He was slow to anger and seldom got really mad. He was a kind, simple man that loved his family and was willing to change when he saw reason to do so. Racism and prejudice was common in his hometown so he had to unlearn things he had been raised on. He was intelligent but underestimated himself. He had climbed the ladder in Sinclair Oil Company but gave it up because of the constant relocations so I could have consistency in my education. It was the best job he ever had for many years until he started his own company years later. We had serious games of Trivial Pursuit and he would wipe us out, especially in Geography.

You may notice that I look just like him. My mother spent two weeks in the hospital after my birth, when my dad visited the nursery, he never had to tell the nurse on duty which baby was his. He told the story of how he only ever spanked me once because I wouldn’t stop talking in a movie theater. He did the father-daughter things at church, took us to drive-in movies, water skiing and taught us to drive and not on an automatic, stick only.

My mother and I watched the daily soap opera, The Edge of Night. It came on around 4:00 in the afternoon and sometimes Dad would get home in time to see it. He always insisted he wasn’t watching and didn’t care for it but we loved to tease him when he inquired about what happened in the last episode he missed. He loved bemoaning the fact that he was outnumbered by females with his wife, two daughters and his half-sister that lived with us for many years.

I watched him suffer through my mother’s cancer and death with dignity as he had at the loss of an infant son and my polio. He found new hope in Rosa Lee and Mitchell and discovered Little League and Tupperware along the way. Dad and Rosa Lee planned to marry just a little over a year after my mother’s death and I was feeling resistant. A dear friend of my mother’s told me that it was a compliment to my mother that he was remarrying so soon and I realized that was true. He was a man that liked being married.

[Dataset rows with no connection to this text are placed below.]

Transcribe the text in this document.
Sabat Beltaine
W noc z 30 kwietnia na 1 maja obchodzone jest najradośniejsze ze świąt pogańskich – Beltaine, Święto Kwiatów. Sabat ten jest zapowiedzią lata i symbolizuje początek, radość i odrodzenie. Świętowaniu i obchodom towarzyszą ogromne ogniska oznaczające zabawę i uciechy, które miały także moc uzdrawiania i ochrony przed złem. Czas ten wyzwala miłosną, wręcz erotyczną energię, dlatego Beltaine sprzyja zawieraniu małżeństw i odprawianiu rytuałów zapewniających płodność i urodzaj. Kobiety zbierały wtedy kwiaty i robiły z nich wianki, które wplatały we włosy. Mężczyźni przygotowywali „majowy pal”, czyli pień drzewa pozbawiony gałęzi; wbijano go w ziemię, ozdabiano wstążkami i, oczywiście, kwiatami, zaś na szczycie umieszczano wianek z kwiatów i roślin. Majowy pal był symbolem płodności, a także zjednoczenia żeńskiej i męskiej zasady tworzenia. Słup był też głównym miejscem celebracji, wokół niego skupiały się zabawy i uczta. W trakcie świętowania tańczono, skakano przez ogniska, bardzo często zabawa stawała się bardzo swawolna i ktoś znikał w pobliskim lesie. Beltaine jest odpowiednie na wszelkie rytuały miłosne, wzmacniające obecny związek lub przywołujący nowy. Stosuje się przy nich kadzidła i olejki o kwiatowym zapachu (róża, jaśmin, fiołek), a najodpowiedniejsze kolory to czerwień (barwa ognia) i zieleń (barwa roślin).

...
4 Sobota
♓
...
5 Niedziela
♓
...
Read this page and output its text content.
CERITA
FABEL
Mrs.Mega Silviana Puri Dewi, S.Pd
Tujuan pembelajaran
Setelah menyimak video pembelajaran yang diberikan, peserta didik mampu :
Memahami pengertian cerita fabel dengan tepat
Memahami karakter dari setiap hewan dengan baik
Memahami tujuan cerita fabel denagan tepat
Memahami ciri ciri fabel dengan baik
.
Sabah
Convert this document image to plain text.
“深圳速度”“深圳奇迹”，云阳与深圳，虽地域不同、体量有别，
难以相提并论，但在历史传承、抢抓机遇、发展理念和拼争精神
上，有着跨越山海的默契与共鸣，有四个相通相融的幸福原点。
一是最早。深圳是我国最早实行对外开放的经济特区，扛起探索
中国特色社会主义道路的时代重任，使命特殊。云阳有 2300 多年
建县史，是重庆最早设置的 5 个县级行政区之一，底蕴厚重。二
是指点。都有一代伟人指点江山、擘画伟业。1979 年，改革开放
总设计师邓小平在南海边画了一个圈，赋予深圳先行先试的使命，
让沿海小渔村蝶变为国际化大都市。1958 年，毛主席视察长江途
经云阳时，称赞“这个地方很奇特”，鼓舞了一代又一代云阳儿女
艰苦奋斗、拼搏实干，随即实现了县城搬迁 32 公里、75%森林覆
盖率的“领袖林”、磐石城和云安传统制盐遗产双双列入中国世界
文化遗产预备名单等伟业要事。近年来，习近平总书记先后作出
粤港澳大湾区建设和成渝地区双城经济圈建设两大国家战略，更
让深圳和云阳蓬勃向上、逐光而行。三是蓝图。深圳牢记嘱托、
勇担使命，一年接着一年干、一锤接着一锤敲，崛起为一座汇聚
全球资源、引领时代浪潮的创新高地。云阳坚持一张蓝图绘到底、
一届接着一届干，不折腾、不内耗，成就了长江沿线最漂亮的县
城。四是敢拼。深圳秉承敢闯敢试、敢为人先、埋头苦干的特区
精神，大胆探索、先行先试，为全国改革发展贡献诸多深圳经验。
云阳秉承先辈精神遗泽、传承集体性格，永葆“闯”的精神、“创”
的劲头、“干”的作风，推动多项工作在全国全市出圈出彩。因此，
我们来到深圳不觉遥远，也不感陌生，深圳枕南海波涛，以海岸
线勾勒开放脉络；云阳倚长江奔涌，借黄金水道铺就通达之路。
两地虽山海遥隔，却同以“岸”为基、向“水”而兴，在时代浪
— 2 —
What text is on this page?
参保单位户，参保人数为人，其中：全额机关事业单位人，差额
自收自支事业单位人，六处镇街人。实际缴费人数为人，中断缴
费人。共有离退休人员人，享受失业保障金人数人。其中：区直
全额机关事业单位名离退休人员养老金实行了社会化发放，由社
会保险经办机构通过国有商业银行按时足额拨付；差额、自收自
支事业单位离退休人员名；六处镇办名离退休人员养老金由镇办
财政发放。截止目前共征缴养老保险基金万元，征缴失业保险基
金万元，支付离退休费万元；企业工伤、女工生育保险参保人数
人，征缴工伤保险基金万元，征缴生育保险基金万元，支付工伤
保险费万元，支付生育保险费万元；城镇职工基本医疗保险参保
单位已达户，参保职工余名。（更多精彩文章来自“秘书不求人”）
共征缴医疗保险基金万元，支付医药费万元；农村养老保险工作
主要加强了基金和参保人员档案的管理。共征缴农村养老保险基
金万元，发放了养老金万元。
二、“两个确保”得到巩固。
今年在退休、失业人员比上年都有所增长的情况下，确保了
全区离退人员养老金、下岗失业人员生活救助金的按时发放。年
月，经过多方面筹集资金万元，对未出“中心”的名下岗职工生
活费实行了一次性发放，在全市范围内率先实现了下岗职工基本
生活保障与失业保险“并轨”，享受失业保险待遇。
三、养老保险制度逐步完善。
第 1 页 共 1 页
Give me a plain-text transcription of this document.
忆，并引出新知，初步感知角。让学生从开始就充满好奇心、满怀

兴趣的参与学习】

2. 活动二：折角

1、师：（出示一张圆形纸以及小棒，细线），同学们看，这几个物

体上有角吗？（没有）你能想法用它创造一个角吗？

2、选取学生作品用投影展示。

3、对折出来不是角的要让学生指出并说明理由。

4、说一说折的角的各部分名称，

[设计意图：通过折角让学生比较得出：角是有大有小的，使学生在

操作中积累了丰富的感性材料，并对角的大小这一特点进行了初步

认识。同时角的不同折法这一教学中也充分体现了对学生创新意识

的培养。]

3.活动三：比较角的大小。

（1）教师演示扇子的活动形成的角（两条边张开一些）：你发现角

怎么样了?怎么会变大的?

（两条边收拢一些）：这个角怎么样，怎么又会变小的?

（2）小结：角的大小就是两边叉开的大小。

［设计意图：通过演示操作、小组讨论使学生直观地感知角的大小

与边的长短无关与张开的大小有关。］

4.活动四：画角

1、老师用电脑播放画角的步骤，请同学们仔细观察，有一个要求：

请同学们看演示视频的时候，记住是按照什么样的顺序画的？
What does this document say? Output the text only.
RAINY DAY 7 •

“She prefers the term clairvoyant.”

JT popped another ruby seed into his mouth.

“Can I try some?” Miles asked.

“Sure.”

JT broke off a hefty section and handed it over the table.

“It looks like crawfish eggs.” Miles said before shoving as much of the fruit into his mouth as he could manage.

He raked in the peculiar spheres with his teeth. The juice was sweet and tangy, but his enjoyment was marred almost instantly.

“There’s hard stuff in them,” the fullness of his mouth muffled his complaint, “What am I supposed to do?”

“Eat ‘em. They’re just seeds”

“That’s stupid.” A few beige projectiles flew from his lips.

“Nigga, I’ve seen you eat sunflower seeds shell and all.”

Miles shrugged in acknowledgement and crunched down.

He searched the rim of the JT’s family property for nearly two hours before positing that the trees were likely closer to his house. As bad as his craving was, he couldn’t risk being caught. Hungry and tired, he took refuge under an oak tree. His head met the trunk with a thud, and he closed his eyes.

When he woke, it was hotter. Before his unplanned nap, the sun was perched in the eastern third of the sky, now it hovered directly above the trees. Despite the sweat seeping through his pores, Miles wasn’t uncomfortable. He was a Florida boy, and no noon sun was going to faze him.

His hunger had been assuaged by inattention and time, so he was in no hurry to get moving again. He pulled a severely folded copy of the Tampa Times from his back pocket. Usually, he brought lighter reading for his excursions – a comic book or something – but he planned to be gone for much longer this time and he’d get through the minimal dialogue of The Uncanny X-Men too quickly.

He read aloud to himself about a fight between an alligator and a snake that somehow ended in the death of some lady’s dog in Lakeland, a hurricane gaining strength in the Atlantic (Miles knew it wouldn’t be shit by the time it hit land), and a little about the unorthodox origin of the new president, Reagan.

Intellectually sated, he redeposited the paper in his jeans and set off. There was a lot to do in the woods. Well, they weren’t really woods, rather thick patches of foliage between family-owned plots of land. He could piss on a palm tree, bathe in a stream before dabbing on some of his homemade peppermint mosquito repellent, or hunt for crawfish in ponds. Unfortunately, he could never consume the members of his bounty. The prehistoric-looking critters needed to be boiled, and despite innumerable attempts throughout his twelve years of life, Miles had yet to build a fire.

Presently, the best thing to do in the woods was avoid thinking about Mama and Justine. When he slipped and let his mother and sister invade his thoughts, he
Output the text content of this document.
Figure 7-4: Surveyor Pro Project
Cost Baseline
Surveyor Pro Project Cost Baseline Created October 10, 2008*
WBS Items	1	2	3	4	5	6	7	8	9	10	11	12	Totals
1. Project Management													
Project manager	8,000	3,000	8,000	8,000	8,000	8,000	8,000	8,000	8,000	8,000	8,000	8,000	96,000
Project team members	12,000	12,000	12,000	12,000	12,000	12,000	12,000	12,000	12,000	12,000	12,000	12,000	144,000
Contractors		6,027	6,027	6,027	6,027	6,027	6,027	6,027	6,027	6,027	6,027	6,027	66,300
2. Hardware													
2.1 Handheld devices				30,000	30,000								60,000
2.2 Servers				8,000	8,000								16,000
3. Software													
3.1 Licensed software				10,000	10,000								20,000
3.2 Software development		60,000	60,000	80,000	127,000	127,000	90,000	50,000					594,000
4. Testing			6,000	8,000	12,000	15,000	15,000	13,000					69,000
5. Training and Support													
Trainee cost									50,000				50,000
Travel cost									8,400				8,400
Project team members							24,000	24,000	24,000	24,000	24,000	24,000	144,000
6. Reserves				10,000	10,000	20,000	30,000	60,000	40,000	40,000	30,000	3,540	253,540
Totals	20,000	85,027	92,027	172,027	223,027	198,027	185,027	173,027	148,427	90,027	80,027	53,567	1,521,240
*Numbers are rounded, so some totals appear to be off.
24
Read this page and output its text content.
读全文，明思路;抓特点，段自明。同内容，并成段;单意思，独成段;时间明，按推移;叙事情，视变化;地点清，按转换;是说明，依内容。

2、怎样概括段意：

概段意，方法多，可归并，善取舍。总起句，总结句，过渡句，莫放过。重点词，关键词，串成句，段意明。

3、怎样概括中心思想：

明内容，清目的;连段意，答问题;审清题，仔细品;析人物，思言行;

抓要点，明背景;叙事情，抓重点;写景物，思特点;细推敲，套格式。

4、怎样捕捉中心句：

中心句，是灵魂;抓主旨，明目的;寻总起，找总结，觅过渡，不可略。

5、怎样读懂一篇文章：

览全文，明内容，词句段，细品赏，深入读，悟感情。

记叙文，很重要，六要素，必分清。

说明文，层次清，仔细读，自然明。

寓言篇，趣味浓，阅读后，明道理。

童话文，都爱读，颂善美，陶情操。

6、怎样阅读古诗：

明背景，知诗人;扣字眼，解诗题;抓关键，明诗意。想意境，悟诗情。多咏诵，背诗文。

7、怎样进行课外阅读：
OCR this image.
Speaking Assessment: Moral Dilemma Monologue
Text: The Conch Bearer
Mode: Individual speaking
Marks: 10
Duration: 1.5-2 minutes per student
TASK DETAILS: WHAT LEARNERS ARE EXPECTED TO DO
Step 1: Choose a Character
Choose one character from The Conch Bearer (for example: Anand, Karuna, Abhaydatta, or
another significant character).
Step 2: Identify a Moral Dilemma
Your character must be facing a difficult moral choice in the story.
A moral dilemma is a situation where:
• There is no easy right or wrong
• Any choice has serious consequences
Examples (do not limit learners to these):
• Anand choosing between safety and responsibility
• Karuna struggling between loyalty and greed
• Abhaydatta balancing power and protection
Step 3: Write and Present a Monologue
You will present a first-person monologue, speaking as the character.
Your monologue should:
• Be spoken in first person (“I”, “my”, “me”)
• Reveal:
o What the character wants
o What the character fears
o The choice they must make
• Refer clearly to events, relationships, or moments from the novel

They married in February of 1971 and were married for 30 years until he passed away on September 24, 2001.
Harlee Gibbons, about 6 or 7
Harlee Gibbons, about 6 or 7
Harlee Gibbons, about 9 or 10
Harlee Gibbons, about 9 or 10

Growing up in Jenks, Oklahoma

The farm house where I was born was on property that is now Oral Roberts University. The structure they call the prayer tower is built about where the old farm house was. I tell people that it was built as a monument to my birthplace.

I had two brothers. Harvey, who was ten years older than me and Marshall or “Bunk”, as he was known in Jenks. Harvey was 24-years-old when he was killed in an accident working on a pipeline construction job in Kansas. Bunk worked for Arco Oil out in western Oklahoma and retired at age 65. He died 2 years later when they were living in Hot Springs, Arkansas. I’m not sure, but I think he died in 1985 of lung cancer and acute alcoholism.

When I was five years old, my dad took a job as caretaker of a Catholic cemetery that was about 2 miles from Jenks. My first school was Haikey School. It was a 2-room building and had all grades 1 thru 8. Haikey was the name of an Indian family who lived in the area. After my fifth-grade-year Haikey consolidated with Jenks. The best part of that was, I didn’t have to walk to school. We now had buses.

My cousin Annabel and I were in the same grade at Haikey School. We occasionally spent the night at each others house. This particular time I was going home with her just happened to be when ex-lax was first out for sale. They had sent samples in the mail to everyone. We raided the mail boxes on the way to her house and got a lot of that “chocolate candy”. We ate a lot of it that night and it started paying off on the way to school the next day. She took to the ditch on one side of the road and I, the other. That was a bad day.

When I was seven, the Ed Bolt family moved about a mile from us. They had a son named Bill. He and I became close friends and stayed in touch until Bill died in 1991. We were separated for long periods of time, but somehow would always manage to get back together again.

One summer, Bill and I decided to steal a watermelon from my neighbors who lived across the road. We sneaked into the field, found the melon, busted it open and ate all we wanted. But as we walked away, someone shot at us with a shotgun. We both took off running as fast as we could. When we ran out of flat ground we jumped off a cliff about 20 feet high. We just dove off head first. Luckily, we landed ok, but we were plenty scared.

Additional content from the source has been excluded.